In 2015 the process repeated again with QCDs retroactively reinstated in mid-December, but this time, the key change that occurred with the PATH Act of 2015 is that QCDs were not only reinstated for 2015 and extended, but they were finally made permanent. As a result, Qualified Charitable Distributions in 2015 and beyond no longer face the ongoing threat of lapse.

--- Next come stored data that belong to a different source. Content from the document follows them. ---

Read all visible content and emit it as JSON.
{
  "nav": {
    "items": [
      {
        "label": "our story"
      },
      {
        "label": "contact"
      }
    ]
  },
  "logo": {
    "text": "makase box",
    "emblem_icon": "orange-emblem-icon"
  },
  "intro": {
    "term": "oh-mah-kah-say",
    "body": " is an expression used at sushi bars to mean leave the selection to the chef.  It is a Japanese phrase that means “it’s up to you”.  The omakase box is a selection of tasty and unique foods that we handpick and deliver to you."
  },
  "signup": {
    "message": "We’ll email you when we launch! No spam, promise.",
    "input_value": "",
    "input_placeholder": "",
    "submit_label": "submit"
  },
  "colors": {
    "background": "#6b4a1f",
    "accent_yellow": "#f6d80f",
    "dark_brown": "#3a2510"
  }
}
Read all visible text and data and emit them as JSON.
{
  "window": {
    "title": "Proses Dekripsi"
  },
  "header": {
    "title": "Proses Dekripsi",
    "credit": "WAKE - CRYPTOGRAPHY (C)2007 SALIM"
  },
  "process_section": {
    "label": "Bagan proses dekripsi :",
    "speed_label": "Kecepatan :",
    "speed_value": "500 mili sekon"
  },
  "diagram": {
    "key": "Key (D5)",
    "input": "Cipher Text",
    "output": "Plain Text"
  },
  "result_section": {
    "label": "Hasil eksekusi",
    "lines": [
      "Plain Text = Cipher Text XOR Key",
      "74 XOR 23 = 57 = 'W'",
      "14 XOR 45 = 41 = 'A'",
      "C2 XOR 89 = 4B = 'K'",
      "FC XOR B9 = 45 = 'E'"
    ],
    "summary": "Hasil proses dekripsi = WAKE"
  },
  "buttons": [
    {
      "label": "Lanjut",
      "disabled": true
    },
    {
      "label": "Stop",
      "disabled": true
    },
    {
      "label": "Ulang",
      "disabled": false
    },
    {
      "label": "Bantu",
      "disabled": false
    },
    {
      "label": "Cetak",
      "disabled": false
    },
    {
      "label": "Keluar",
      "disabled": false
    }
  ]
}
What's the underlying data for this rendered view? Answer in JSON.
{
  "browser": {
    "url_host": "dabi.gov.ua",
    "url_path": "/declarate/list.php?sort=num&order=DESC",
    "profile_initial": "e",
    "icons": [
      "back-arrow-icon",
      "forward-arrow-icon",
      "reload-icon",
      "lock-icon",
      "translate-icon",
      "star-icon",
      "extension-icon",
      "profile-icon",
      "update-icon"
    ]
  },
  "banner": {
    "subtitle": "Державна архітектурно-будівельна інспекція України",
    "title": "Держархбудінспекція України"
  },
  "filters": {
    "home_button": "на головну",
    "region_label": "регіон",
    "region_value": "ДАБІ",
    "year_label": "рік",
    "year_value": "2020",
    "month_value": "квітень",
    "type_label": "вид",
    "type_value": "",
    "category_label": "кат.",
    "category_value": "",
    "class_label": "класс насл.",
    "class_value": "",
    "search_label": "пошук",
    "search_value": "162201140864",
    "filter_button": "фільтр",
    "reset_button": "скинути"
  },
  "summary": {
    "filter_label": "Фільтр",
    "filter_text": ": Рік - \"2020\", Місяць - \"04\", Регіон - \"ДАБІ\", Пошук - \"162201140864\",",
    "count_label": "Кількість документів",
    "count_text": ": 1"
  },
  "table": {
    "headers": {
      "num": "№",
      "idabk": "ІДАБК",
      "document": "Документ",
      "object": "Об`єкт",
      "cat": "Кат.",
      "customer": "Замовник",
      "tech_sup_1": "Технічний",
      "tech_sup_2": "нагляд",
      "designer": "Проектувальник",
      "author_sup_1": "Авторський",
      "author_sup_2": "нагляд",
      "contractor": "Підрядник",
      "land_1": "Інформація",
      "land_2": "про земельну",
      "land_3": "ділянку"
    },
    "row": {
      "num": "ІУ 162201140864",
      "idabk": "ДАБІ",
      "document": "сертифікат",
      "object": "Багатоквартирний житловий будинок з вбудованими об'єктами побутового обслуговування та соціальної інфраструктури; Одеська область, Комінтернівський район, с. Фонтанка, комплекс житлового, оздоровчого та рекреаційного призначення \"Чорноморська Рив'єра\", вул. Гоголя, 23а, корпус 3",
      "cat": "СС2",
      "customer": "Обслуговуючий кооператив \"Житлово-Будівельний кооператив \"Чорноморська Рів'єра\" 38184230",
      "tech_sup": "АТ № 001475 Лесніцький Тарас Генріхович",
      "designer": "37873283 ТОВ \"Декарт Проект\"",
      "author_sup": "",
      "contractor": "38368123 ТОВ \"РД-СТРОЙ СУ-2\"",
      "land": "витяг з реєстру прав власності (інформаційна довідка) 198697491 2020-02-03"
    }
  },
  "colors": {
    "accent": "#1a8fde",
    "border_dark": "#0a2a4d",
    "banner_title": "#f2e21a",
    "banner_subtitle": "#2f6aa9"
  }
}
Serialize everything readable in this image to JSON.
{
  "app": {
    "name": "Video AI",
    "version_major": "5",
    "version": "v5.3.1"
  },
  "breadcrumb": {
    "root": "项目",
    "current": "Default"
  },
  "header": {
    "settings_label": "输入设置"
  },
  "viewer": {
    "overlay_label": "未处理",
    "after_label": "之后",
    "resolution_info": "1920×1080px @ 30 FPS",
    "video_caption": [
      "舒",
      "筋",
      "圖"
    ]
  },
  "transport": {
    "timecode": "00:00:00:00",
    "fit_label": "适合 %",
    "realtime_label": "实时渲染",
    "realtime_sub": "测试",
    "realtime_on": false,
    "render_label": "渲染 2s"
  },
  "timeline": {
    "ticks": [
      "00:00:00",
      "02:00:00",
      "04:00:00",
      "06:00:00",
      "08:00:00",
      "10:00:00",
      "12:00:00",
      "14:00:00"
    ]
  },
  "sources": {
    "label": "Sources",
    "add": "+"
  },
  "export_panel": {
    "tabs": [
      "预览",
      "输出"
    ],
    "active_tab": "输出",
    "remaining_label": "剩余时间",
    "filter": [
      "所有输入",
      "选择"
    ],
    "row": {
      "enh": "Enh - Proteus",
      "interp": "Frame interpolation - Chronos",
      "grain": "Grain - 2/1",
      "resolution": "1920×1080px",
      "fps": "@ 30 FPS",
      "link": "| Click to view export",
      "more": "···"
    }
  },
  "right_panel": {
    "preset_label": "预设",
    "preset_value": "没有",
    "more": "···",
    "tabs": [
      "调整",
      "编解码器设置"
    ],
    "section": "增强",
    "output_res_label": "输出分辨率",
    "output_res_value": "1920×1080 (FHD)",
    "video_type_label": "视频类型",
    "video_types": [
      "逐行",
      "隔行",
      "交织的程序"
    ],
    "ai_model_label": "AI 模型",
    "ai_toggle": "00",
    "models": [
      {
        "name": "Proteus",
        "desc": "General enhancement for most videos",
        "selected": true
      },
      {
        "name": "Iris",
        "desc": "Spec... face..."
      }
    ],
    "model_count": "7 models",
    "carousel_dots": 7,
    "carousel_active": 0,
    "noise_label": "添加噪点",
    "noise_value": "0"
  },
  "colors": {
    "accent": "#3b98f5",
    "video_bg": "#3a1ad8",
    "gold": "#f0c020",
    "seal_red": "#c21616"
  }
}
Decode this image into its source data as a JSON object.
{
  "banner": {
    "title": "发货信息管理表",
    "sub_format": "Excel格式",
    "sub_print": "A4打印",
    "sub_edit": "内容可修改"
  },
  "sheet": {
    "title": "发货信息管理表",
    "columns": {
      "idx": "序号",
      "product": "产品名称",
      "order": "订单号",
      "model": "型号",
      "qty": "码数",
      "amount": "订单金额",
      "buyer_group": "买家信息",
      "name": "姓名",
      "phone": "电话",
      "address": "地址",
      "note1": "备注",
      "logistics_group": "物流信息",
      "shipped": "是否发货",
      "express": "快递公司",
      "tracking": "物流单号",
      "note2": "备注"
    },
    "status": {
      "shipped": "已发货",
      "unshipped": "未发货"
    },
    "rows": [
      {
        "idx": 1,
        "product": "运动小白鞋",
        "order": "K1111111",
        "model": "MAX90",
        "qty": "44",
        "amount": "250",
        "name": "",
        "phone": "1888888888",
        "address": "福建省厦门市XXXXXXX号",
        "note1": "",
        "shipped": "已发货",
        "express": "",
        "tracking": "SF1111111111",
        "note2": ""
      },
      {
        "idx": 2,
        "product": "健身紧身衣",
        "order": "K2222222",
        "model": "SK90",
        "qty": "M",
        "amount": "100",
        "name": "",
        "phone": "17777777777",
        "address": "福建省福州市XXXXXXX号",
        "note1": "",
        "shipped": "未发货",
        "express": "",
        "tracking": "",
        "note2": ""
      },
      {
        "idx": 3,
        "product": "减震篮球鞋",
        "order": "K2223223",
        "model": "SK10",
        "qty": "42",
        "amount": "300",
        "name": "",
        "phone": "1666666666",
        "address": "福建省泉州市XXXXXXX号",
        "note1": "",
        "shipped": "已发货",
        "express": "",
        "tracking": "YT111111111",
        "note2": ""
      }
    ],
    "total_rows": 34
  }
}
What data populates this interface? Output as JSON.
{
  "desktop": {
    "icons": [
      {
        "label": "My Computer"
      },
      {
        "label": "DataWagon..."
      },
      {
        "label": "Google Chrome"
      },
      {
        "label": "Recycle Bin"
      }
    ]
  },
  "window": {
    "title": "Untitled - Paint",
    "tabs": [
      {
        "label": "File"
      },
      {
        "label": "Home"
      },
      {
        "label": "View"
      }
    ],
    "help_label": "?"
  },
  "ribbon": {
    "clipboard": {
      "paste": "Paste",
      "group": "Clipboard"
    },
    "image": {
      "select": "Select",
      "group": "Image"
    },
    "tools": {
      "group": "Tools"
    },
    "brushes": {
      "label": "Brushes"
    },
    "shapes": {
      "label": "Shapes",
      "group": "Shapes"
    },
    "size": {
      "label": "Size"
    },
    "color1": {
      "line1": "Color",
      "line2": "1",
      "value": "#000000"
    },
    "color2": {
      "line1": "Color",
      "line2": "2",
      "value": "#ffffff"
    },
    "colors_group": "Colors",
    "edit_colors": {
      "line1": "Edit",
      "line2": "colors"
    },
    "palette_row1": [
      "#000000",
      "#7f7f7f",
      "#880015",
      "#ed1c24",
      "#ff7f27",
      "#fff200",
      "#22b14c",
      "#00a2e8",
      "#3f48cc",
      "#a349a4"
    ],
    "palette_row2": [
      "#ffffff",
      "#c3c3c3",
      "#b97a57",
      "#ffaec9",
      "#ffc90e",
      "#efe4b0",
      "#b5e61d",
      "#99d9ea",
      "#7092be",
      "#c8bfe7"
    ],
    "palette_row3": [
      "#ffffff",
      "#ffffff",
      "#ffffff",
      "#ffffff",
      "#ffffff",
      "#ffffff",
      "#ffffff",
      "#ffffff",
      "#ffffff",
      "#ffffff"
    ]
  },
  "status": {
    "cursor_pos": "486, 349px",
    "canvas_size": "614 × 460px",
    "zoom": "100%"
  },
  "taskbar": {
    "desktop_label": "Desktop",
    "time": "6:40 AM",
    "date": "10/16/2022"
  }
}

I rarely donate more than a few hundred dollars to any single organization. Will a QCD still help me save on taxes?
For the QCD to have any noticeable impact on your tax savings your QCD donations should be at least $1,000, so as long as your smaller donations to various organizations total $1,000 or more and are paid from your Traditional IRA, the QCD strategy will be worth exploring, particularly if you do not itemize deductions. Theoretically a smaller QCD donation could make a huge difference for you if your AGI is just a few dollars into a higher IRMAA threshold, but, more often than not, larger donations tend to produce larger savings for you.
How can I be sure my charity qualifies for the QCD?
Ask them!

From the IRS website:

Generally, organizations that are classified as public charities are those that

  • Are churches, hospitals, qualified medical research organizations affiliated with hospitals, schools, colleges and universities,
  • Have an active program of fundraising and receive contributions from many sources, including the general public, governmental agencies, corporations, private foundations or other public charities,
  • Receive income from the conduct of activities in furtherance of the organization’s exempt purposes, or
  • Actively function in a supporting relationship to one or more existing public charities.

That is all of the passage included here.